Communication, Control and Signal Processing Seminar 


Abstracts of talks

Spring 2020

02/13 Gilles Zemor (University of Bordeaux), Recent progress on quantum LDPC codes

ABSTRACT: It is commonly assumed that quantum computers will eventually have to rely on error correcting codes of LDPC type, hence the interest into their research, among other motivations. Many mysteries surround our current knowledge, among them whether we have hit a fundamental limit for the minimum distance of LDPC codes or whether we just don't know how to go beyond. We shall discuss recent constructions of quantum LDPC codes that achieve a minimum distance slightly above the square root of the block length and that rely on higher-dimensional simplicial complexes.

02/27 Sagnik Bhattacharya (UMD), Shared Randomness in Arbitrarily Varying Channels

ABSTRACT: We study an adversarial communication problem where sender Alice wishes to send a message m to receiver Bob over an arbitrarily varying channel (AVC) controlled by a malicious adversary James. We assume that Alice and Bob share randomness K unknown to James. Using K, Alice first encodes the message m to a codeword X and transmits it over the AVC. James knows the message m, the (randomized) codebook and the codeword X. James then inputs a jamming state S to disrupt communication; we assume a state-deterministic AVC where S completely specifies the channel noise. Bob receives a noisy version Y of codeword X; it outputs a message estimate m using Y and the shared randomness K. We show that for AVCs that are `adversary-weakened', exactly log(n) equiprobable and independent bits of shared randomness are both necessary and sufficient for achieving randomized coding capacity. The sufficiency proof is based on deterministic list codes along with a polynomial hashing technique which uses the shared randomness. The converse uses a known approach for binary AVCs and extends it to general `adversary-weakened' AVCs using a notion of confusable codewords.

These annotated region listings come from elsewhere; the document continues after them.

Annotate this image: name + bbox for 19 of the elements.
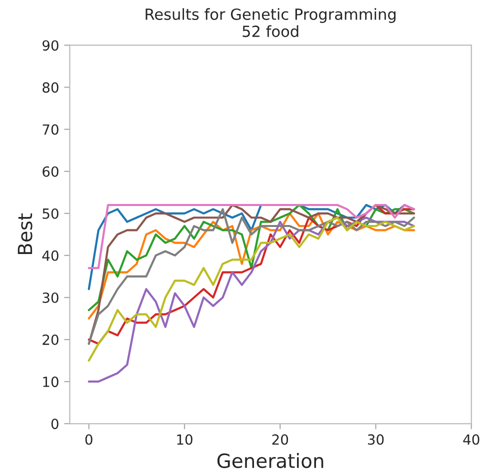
x-axis-title: Generation [217, 453, 324, 468]
y-tick-label: 60 [42, 166, 58, 177]
y-tick-label: 10 [43, 376, 58, 388]
chart-title: Results for Genetic Programming 52 food [146, 8, 396, 38]
x-tick-label: 40 [463, 434, 480, 445]
y-tick-label: 80 [42, 82, 58, 93]
x-tick-label: 0 [85, 434, 92, 445]
y-tick-label: 20 [42, 334, 58, 346]
x-tick-label: 30 [368, 434, 384, 445]
x-tick-label: 10 [177, 434, 192, 445]
y-tick-label: 90 [42, 40, 58, 51]
x-tick-label: 20 [272, 434, 288, 445]
line-series [88, 204, 416, 270]
y-tick-label: 50 [42, 208, 58, 219]
y-tick-label: 0 [51, 418, 58, 430]
y-axis-title: Best [18, 213, 32, 254]
y-tick-label: 70 [42, 124, 58, 135]
y-tick-label: 30 [42, 292, 58, 303]
y-tick-label: 40 [42, 250, 58, 261]
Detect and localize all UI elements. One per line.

03/05 Soheil Feizi (UMD), Certifiable Defenses against Adversarial Attacks

ABSTRACT: While neural networks have achieved high performance in different learning tasks, their accuracy drops significantly in the presence of small adversarial perturbations to inputs. In the last couple of years, several practical defenses based on regularization and adversarial training have been proposed which are often followed by stronger attacks to defeat them. To escape this cycle, a new line of work focuses on developing certifiably robust classifiers. In these models, for a given input sample, one can calculate a robustness certificate such that for `any' perturbation of the input within the robustness radius, the classification output will `provably' remain unchanged. In this talk, I will present two certifiable defenses: (1) Wasserstein smoothing to defend against non-additive Wasserstein adversarial attacks, and (2) Curvature-based robust training to certifiably defend against $L_2$ attacks by globally bounding curvature values of the network.

This is a joint work with Alex Levine and Sahil Singla.